Little boys with big hustles are the kind who almost destroyed our financial system.
Watching Darrell Issa and Elijah Cummings — the ranking Republican and Democrat on the powerful House Oversight and Government Reform Committee — is similarly heavy.
Issa treats his older peer dismissively, cutting off his microphone. It smacks of contempt.
This also is true when buffoonish Texas Congressman Louie Gohmert tried to condescend to Attorney General Eric Holder, but the AG was not going for it, telling his sneering questioner “you don’t want to go there” when the Texan tried to put words in the mouth of our nation’s top law-enforcement official.
That time is well past for the president and those with him to lay back and let the confederates blow off steam.
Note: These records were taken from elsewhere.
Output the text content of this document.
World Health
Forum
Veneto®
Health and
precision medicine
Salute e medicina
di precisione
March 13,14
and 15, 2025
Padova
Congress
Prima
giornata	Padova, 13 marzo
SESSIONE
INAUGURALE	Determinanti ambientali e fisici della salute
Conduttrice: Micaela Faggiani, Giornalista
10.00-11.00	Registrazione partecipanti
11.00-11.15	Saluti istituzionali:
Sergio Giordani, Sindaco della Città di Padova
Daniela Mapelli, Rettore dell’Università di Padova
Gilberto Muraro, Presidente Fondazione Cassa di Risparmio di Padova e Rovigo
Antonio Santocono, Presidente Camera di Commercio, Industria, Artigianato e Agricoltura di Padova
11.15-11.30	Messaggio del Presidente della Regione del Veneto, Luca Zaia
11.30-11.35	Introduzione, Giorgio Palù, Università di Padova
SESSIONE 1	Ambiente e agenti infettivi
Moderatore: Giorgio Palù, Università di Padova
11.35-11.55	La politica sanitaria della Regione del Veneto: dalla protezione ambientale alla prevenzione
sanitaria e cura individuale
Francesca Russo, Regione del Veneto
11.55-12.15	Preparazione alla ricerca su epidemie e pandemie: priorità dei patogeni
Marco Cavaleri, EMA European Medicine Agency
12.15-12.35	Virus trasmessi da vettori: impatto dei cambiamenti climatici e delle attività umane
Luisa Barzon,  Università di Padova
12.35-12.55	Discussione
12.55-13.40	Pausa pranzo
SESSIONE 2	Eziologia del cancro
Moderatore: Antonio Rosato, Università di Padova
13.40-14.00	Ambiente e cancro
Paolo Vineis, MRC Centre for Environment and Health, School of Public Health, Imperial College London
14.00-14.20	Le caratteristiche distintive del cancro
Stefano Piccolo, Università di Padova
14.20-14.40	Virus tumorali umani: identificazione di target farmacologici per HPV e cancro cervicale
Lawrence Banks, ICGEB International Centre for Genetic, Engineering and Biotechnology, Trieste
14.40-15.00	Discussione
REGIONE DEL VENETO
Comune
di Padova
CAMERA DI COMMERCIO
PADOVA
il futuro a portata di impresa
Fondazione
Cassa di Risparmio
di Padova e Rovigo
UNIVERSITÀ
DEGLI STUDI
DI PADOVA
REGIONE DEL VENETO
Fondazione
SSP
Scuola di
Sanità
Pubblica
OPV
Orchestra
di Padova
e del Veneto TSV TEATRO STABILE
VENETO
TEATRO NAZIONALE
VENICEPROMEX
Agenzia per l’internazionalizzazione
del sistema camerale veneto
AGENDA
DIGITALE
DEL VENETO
They must be called out on their redneck ways.
Those walking out of line, behaving like adolescents bouncing off the walls in the house of power, need to be shown the door.
California Democrat Jackie Speier cut to the chase in a speech on the House floor about the troubles some of her male colleagues have had keeping their pants zipped.
“This is the House of Representatives of the United States of America,” she said. “This is not a frat house.”
If it were not a frat house, our national problems would be far less, and a great artist like Martin Scorsese would not have used that theme and that trouble in order to tell us so well about our blues for yesterday, today and tomorrow.
Our country always has a lot of growing up to do, and that growth will come, no matter how many hustlers try to exploit it in the name of ethnicity or sex.